Neural Network Based Classification of Self-admitted Technical Debt: From Performance to Explainability and Deployability
Technical debt is a metaphor to reflect the tradeoff software engineers make between short term benefits and long term stability. Self-admitted technical debt (SATD) , a variant of technical debt, has been proposed to identify debt that is intentionally introduced during software development, e.g., temporary fixes and workarounds. Previous studies have leveraged human-summarized patterns (which represent n-gram phrases that can be used to identify SATD) or text mining techniques to detect SATD in source code comments. However, several characteristics of SATD features in code comments, such as vocabulary diversity, project uniqueness, length and semantic variations, pose a big challenge to the accuracy of pattern or traditional text-mining based SATD detection, especially for cross-project deployment . Further more, although traditional text-mining based method outperforms pattern-based method in prediction accuracy, the text features it uses are less intuitive than human-summarized patterns, which makes the prediction results hard to explain. In this paper, we first identify five characteristics of SATD comments that affect the performance, generalizability and adaptability of pattern-based SATD detection  and traditional text-mining based SATD classification . To improve the accuracy of SATD prediction, especially for cross-project prediction, we propose a Convolutional Neural Network (CNN)-based approach for classifying code comments as SATD or non-SATD. To improve the explainability of our model’s prediction results, we exploit the computational structure of CNNs to identify key phrases and patterns in code comments that are most relevant to SATD.

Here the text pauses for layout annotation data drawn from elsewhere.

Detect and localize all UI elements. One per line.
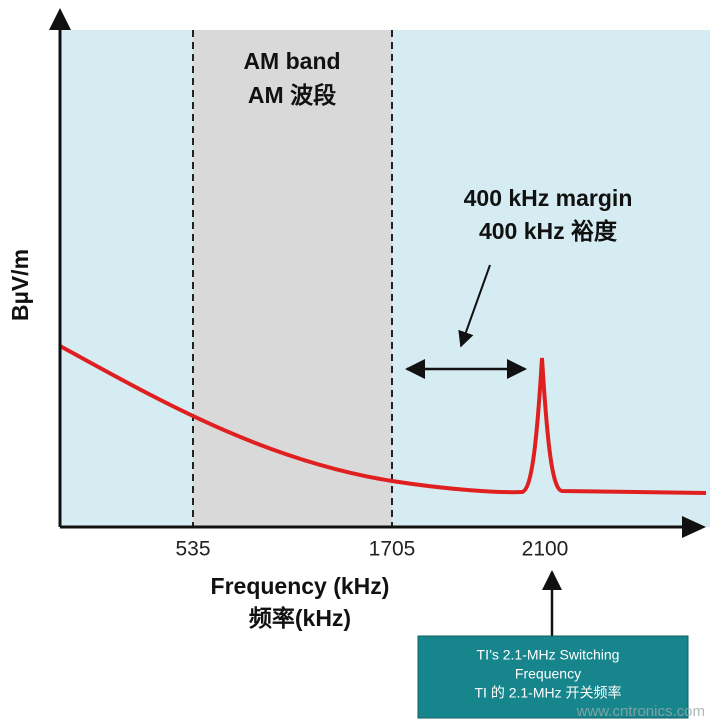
y-arrow [49,8,71,30]
callout-text: TI’s 2.1-MHz Switching [477,647,620,663]
band-label: AM band [243,48,340,74]
margin-label: 400 kHz margin [464,185,633,211]
emission-curve [59,344,707,495]
x-tick-label: 2100 [522,538,569,561]
pointer-arrow [458,264,491,348]
x-arrow [682,516,706,538]
band-label: AM 波段 [248,82,336,108]
am-band [193,30,392,527]
margin-label: 400 kHz 裕度 [479,218,618,244]
x-axis-label: 频率(kHz) [249,605,351,631]
x-tick-label: 535 [175,538,210,561]
x-axis-label: Frequency (kHz) [211,573,390,599]
callout-text: TI 的 2.1-MHz 开关频率 [474,685,621,701]
y-axis-label: BµV/m [7,249,33,321]
watermark: www.cntronics.com [576,703,705,720]
x-tick-label: 1705 [369,538,416,561]
callout-text: Frequency [515,666,581,682]
callout-box [417,635,689,719]
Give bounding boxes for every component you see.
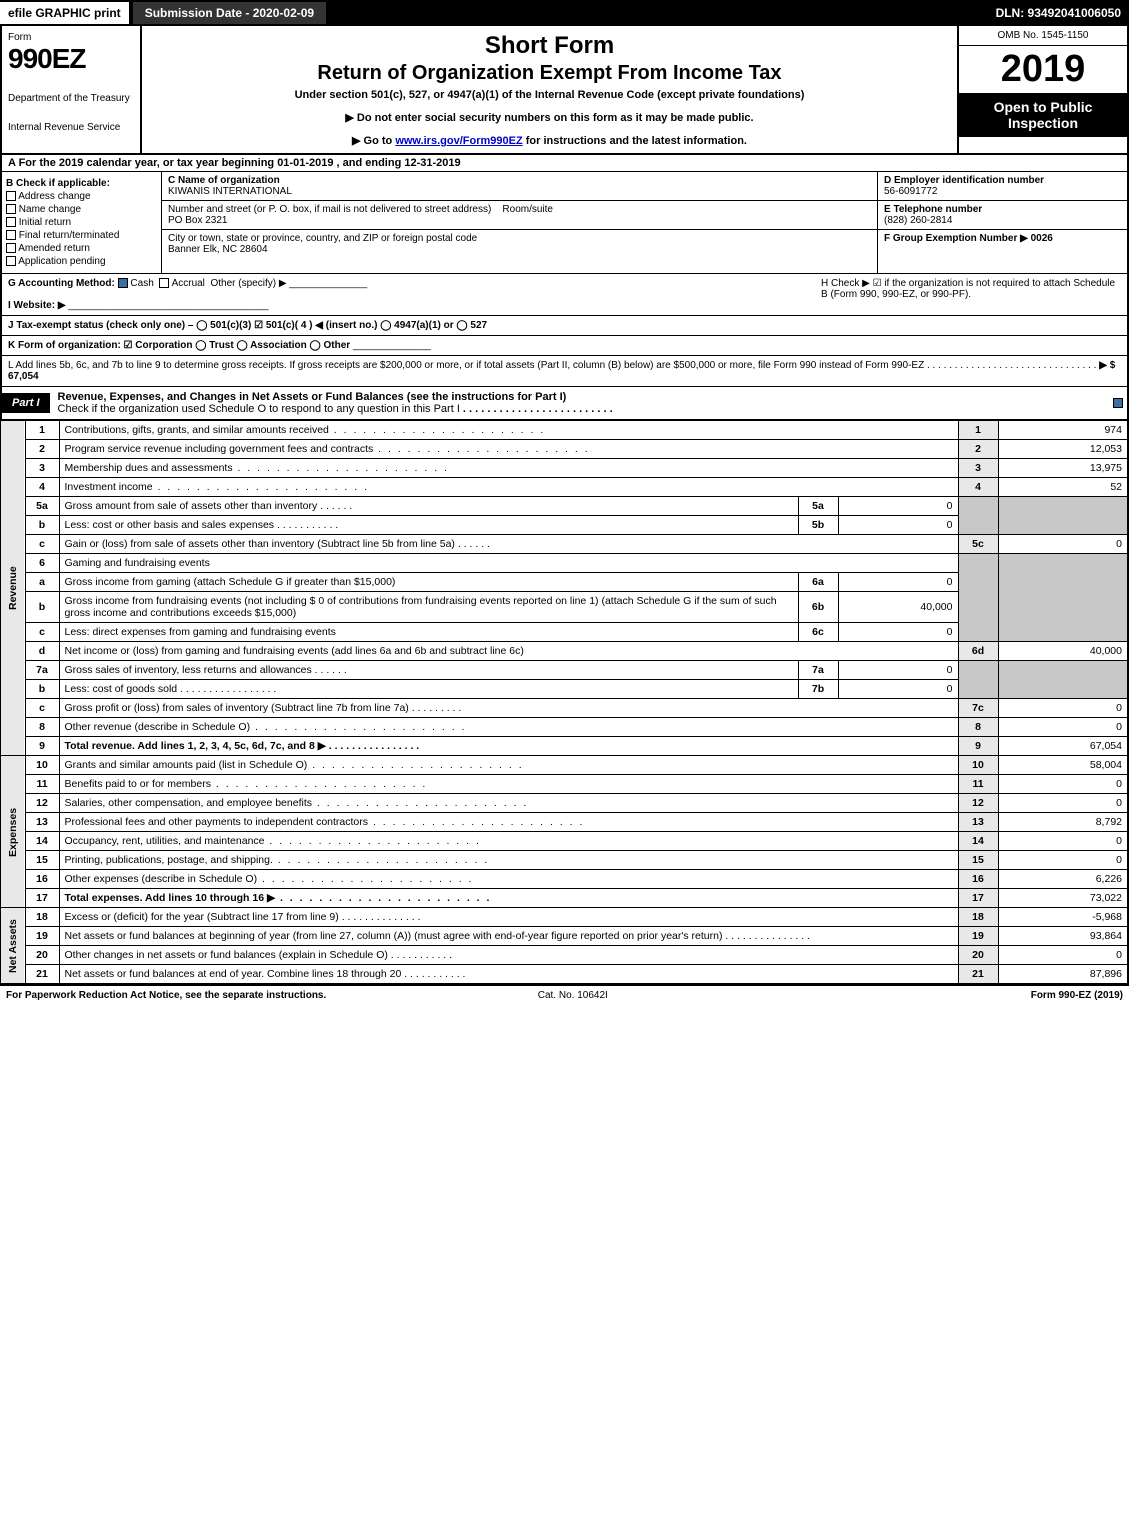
line-12-value: 0 [998, 794, 1128, 813]
i-label: I Website: ▶ [8, 300, 66, 311]
line-7a-value: 0 [838, 661, 958, 680]
title-short-form: Short Form [152, 32, 947, 60]
title-ssn-warning: ▶ Do not enter social security numbers o… [152, 111, 947, 124]
side-revenue: Revenue [1, 421, 25, 756]
city-value: Banner Elk, NC 28604 [168, 244, 268, 255]
section-def: D Employer identification number 56-6091… [877, 172, 1127, 273]
part-label: Part I [2, 393, 50, 413]
addr-value: PO Box 2321 [168, 215, 227, 226]
paperwork-notice: For Paperwork Reduction Act Notice, see … [6, 990, 326, 1001]
j-line: J Tax-exempt status (check only one) – ◯… [0, 316, 1129, 336]
part-sub: Check if the organization used Schedule … [58, 403, 460, 415]
line-5b-value: 0 [838, 516, 958, 535]
line-15-value: 0 [998, 851, 1128, 870]
omb-number: OMB No. 1545-1150 [959, 26, 1127, 46]
k-line: K Form of organization: ☑ Corporation ◯ … [0, 336, 1129, 356]
l-line: L Add lines 5b, 6c, and 7b to line 9 to … [0, 356, 1129, 387]
form-word: Form [8, 32, 134, 43]
line-6b-value: 40,000 [838, 592, 958, 623]
chk-pending: Application pending [6, 256, 157, 267]
line-13-value: 8,792 [998, 813, 1128, 832]
chk-name: Name change [6, 204, 157, 215]
part-1-header: Part I Revenue, Expenses, and Changes in… [0, 387, 1129, 420]
section-b: B Check if applicable: Address change Na… [2, 172, 162, 273]
check-if-label: B Check if applicable: [6, 178, 157, 189]
dln-number: DLN: 93492041006050 [988, 2, 1129, 24]
part-title: Revenue, Expenses, and Changes in Net As… [58, 391, 567, 403]
form-number: 990EZ [8, 43, 134, 75]
line-14-value: 0 [998, 832, 1128, 851]
tax-year-line: A For the 2019 calendar year, or tax yea… [0, 155, 1129, 172]
line-5a-value: 0 [838, 497, 958, 516]
title-return: Return of Organization Exempt From Incom… [152, 62, 947, 85]
title-goto: ▶ Go to www.irs.gov/Form990EZ for instru… [152, 134, 947, 147]
g-accrual-chk[interactable] [159, 278, 169, 288]
chk-address: Address change [6, 191, 157, 202]
line-1-value: 974 [998, 421, 1128, 440]
line-20-value: 0 [998, 946, 1128, 965]
chk-initial: Initial return [6, 217, 157, 228]
line-4-value: 52 [998, 478, 1128, 497]
addr-label: Number and street (or P. O. box, if mail… [168, 204, 491, 215]
line-7c-value: 0 [998, 699, 1128, 718]
tax-year: 2019 [959, 46, 1127, 93]
page-footer: For Paperwork Reduction Act Notice, see … [0, 984, 1129, 1005]
e-label: E Telephone number [884, 204, 982, 215]
phone-value: (828) 260-2814 [884, 215, 952, 226]
dept-treasury: Department of the Treasury [8, 93, 134, 104]
line-6a-value: 0 [838, 573, 958, 592]
org-name: KIWANIS INTERNATIONAL [168, 186, 292, 197]
line-19-value: 93,864 [998, 927, 1128, 946]
line-6c-value: 0 [838, 623, 958, 642]
line-18-value: -5,968 [998, 908, 1128, 927]
top-bar: efile GRAPHIC print Submission Date - 20… [0, 0, 1129, 26]
submission-date: Submission Date - 2020-02-09 [133, 2, 326, 24]
c-label: C Name of organization [168, 175, 280, 186]
efile-label: efile GRAPHIC print [0, 2, 129, 24]
d-label: D Employer identification number [884, 175, 1044, 186]
part1-schedule-o-chk[interactable] [1113, 398, 1123, 408]
line-16-value: 6,226 [998, 870, 1128, 889]
form-ref: Form 990-EZ (2019) [1031, 990, 1123, 1001]
ein-value: 56-6091772 [884, 186, 937, 197]
open-public: Open to Public Inspection [959, 93, 1127, 137]
line-3-value: 13,975 [998, 459, 1128, 478]
irs-link[interactable]: www.irs.gov/Form990EZ [395, 135, 522, 147]
f-label: F Group Exemption Number ▶ 0026 [884, 233, 1053, 244]
h-text: H Check ▶ ☑ if the organization is not r… [821, 278, 1121, 311]
g-label: G Accounting Method: [8, 278, 115, 289]
chk-final: Final return/terminated [6, 230, 157, 241]
dept-irs: Internal Revenue Service [8, 122, 134, 133]
info-block: B Check if applicable: Address change Na… [0, 172, 1129, 274]
line-2-value: 12,053 [998, 440, 1128, 459]
line-17-value: 73,022 [998, 889, 1128, 908]
section-c: C Name of organization KIWANIS INTERNATI… [162, 172, 877, 273]
side-netassets: Net Assets [1, 908, 25, 984]
line-11-value: 0 [998, 775, 1128, 794]
g-cash-chk[interactable] [118, 278, 128, 288]
part1-table: Revenue 1 Contributions, gifts, grants, … [0, 420, 1129, 984]
chk-amended: Amended return [6, 243, 157, 254]
room-label: Room/suite [502, 204, 553, 215]
line-8-value: 0 [998, 718, 1128, 737]
title-under-section: Under section 501(c), 527, or 4947(a)(1)… [152, 89, 947, 101]
line-5c-value: 0 [998, 535, 1128, 554]
g-h-block: G Accounting Method: Cash Accrual Other … [0, 274, 1129, 316]
form-header: Form 990EZ Department of the Treasury In… [0, 26, 1129, 155]
city-label: City or town, state or province, country… [168, 233, 477, 244]
line-7b-value: 0 [838, 680, 958, 699]
line-10-value: 58,004 [998, 756, 1128, 775]
cat-no: Cat. No. 10642I [538, 990, 608, 1001]
line-9-value: 67,054 [998, 737, 1128, 756]
line-21-value: 87,896 [998, 965, 1128, 984]
side-expenses: Expenses [1, 756, 25, 908]
line-6d-value: 40,000 [998, 642, 1128, 661]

The main contributions of this paper are: (1) We present a novel CNN-based approach to identify SATDs from source code comments, which is an imbalanced dataset. Our approach achieves a substantial improvement over text mining approaches in both within- and cross-project settings; (2) We have designed a backtracking method to extract and highlight key phrases and SATD patterns in the code comments, which can then be used to explain the SATD classification results by the CNN model; (3) We have conducted extensive experiments to evaluate not only the performance of our approach, but also its generalizability and adaptability, as well as the intuitiveness and explainability of the CNN-learned SATD features and patterns.